I have the feeling that students sometimes think R is just for statistics. But R is also a perfect environment for organizing and displaying data without doing fancy statistics. That is what I show here using real data and taking advantage of the famous yet powerful package tidyverse.

rm(list = ls())
if (!require(tidyverse)) install.packages('tidyverse')
## Loading required package: tidyverse
## -- Attaching packages --------------------------------------- tidyverse 1.3.0 --
## v ggplot2 3.3.2     v purrr   0.3.4
## v tibble  3.0.4     v dplyr   1.0.2
## v tidyr   1.1.2     v stringr 1.4.0
## v readr   1.4.0     v forcats 0.5.0
## -- Conflicts ------------------------------------------ tidyverse_conflicts() --
## x dplyr::filter() masks stats::filter()
## x dplyr::lag()    masks stats::lag()
Data

Here we will be looking at some csv file, which looks like this in Excel (see below for a screenshot). These data have been obtained by 6 different students performing 2 different experiments. Students 5 and 7 performed an experiment at high AMP (an allostreric activator) concentration (and so are labelled AMPP5 and AMPP7, where 'P' stands for plus). Students 1, 2, 3 and 4 performed an experiment at low AMP concentration (and so are labelled AMPM1, AMMPM2, AMPM3 and AMPM4, where 'M' stands for Minus). For those experiments they were measuring the initial speed of reaction (vi) for different substrate concentrations (Pi). Notice that some points are missing and so have NA values.
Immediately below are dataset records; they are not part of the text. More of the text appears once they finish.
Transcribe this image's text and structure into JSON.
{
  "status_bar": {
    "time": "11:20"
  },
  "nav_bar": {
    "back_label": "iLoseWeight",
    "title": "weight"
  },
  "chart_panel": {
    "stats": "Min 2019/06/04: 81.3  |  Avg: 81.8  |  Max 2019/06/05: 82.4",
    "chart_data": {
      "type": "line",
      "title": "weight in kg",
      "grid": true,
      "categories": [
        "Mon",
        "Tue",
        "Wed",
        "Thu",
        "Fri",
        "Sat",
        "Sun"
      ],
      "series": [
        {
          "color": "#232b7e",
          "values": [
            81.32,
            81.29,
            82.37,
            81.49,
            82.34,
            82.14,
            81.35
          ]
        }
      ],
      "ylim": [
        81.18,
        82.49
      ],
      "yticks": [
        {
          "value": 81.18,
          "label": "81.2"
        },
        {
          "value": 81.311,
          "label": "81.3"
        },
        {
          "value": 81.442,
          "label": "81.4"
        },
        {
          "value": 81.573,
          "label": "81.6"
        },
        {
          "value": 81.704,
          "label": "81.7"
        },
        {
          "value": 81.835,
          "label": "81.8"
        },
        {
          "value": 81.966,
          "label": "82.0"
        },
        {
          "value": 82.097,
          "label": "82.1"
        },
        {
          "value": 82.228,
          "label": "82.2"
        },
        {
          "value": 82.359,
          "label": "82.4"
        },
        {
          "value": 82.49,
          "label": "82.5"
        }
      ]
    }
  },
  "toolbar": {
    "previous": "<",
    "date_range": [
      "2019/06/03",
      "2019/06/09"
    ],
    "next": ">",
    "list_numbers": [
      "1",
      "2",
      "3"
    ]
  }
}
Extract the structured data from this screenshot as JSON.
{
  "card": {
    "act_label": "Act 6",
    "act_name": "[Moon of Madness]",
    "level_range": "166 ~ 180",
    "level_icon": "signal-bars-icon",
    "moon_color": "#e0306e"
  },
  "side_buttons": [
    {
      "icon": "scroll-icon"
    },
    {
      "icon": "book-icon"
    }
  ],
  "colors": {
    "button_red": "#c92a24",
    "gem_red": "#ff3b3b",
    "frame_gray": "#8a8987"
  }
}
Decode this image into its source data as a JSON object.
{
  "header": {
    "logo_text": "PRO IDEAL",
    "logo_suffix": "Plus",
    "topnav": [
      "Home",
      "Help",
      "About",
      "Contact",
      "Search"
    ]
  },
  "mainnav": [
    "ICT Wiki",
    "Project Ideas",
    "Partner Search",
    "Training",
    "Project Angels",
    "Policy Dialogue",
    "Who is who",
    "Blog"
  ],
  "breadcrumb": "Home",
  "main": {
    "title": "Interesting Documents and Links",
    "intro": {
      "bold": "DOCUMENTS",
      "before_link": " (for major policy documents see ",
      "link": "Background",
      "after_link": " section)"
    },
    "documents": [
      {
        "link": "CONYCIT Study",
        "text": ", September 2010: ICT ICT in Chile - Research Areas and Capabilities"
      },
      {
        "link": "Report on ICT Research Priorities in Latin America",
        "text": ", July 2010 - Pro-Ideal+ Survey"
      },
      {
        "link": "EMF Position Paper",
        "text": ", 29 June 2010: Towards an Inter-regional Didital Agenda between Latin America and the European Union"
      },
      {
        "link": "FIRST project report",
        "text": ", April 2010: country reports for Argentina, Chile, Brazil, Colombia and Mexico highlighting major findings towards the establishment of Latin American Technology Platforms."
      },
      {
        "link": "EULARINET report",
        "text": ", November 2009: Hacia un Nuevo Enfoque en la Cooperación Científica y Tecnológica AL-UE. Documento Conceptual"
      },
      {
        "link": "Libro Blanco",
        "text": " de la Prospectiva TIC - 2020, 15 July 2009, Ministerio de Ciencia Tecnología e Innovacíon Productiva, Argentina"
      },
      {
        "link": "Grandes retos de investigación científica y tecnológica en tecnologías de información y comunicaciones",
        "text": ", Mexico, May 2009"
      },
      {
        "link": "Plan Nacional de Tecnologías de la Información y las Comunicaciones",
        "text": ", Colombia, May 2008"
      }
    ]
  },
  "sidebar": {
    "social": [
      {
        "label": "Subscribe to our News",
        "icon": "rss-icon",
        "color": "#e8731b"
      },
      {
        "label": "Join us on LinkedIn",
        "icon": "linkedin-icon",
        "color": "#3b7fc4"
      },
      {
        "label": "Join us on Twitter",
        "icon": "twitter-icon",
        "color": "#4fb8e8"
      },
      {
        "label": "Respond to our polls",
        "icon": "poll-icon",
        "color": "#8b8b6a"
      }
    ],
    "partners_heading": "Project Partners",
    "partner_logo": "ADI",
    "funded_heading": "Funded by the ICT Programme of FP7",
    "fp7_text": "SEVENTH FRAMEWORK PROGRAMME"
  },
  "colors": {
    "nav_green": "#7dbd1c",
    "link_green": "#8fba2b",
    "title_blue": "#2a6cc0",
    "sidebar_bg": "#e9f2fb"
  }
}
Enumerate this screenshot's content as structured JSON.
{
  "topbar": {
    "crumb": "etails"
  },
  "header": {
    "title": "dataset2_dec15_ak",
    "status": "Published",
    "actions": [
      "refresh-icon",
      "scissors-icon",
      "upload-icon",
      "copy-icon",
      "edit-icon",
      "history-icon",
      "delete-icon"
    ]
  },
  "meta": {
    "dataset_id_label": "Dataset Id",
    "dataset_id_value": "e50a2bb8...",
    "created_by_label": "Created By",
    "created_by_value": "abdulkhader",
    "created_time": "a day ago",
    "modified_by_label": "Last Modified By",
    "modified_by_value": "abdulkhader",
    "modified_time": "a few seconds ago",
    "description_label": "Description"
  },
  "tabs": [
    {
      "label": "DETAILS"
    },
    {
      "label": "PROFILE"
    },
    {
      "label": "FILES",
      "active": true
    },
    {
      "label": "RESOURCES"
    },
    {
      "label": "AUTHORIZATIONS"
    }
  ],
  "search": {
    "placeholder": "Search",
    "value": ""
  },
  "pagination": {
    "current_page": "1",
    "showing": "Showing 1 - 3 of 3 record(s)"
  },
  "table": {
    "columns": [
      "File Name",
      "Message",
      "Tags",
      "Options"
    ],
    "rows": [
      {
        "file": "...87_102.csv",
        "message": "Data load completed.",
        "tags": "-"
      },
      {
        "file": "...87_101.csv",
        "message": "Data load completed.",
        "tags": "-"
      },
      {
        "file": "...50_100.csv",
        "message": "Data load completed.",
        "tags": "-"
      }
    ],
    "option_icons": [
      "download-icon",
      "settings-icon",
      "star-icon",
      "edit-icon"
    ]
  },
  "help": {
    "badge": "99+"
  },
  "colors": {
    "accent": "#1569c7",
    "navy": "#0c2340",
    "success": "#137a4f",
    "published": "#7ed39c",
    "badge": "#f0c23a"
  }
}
#################################
##########  data  ###############
#################################
all<-read_delim("https://biosoft-ipcms.fr/files/Files_BLOG/Blog_Data/ALL.csv",delim=";")
## 
## -- Column specification --------------------------------------------------------
## cols(
##   Pi = col_double(),
##   AMPP5 = col_double(),
##   AMPP7 = col_double(),
##   AMPM2 = col_double(),
##   AMPM1 = col_double(),
##   AMPM3 = col_double(),
##   AMPM4 = col_double()
## )

I have exported this .csv file using a semicolon and so will pass this argument to the read_delim function. This function is from the readr package, which is part of the tidyverse package. Tidyverse includes a collection of packages that are designed for data science.

all
## # A tibble: 20 x 7

## Pi AMPP5 AMPP7 AMPM2 AMPM1 AMPM3 AMPM4 ## <dbl> <dbl> <dbl> <dbl> <dbl> <dbl> <dbl> ## 1 1 4 12 3 NA 3 11 ## 2 2 6 18 2 3 5 8 ## 3 3 7 10 4 5 7 28 ## 4 4 7 17 4 4 7 40 ## 5 5 8 28 7 NA 11 22 ## 6 6 9 22 5 NA 11 13 ## 7 7 13 24 8 9 13 15 ## 8 8 15 34 8 39 3 NA ## 9 9 16 41 10 NA 21 55 ## 10 10 26 33 11 14 4 54 ## 11 20 27 44 22 46 10 45 ## 12 30 28 58 38 37 9 48 ## 13 40 NA 92 44 62 15 70 ## 14 50 37 82 58 73 26 69 ## 15 60 39 76 74 70 16 82 ## 16 70 40 77 122 69 18 84 ## 17 80 41 78 92 NA 28 79 ## 18 90 41 NA 98 86 24 NA ## 19 100 41 85 97 99 21 113 ## 20 150 42 87 129 135 21 86

Re-oragnizing data

The first thing you might notice is that tidyverse is using tibbles not data.frames (as in base R). The way data are arranged in all is not that effective and so we will re-organize values (initial speed of reaction), keeping in mind that all students used the same substrate concentrations. To do that, we use gather and print the first 30 columns of the new tibble all_1.

#################################
##########  organize ############
#################################

# re-arrange columns so that student's values (vi) have the same Pi
all_1<-gather(all,key = student, value = vi, -Pi)
print(all_1, n = 30)
## # A tibble: 120 x 3

## Pi student vi ## <dbl> <chr> <dbl> ## 1 1 AMPP5 4 ## 2 2 AMPP5 6 ## 3 3 AMPP5 7 ## 4 4 AMPP5 7 ## 5 5 AMPP5 8 ## 6 6 AMPP5 9 ## 7 7 AMPP5 13 ## 8 8 AMPP5 15 ## 9 9 AMPP5 16 ## 10 10 AMPP5 26 ## 11 20 AMPP5 27 ## 12 30 AMPP5 28 ## 13 40 AMPP5 NA ## 14 50 AMPP5 37 ## 15 60 AMPP5 39 ## 16 70 AMPP5 40 ## 17 80 AMPP5 41 ## 18 90 AMPP5 41 ## 19 100 AMPP5 41 ## 20 150 AMPP5 42 ## 21 1 AMPP7 12 ## 22 2 AMPP7 18 ## 23 3 AMPP7 10 ## 24 4 AMPP7 17 ## 25 5 AMPP7 28 ## 26 6 AMPP7 22 ## 27 7 AMPP7 24 ## 28 8 AMPP7 34 ## 29 9 AMPP7 41 ## 30 10 AMPP7 33 ## # ... with 90 more rows

As you can see, gather also allow us to assign column names (e.g. student). Next, we will create a new column that specifies which experiment (AMMM or AMPP) was performed. It is easy to do that using mutate (here I also take a sub-string using substr).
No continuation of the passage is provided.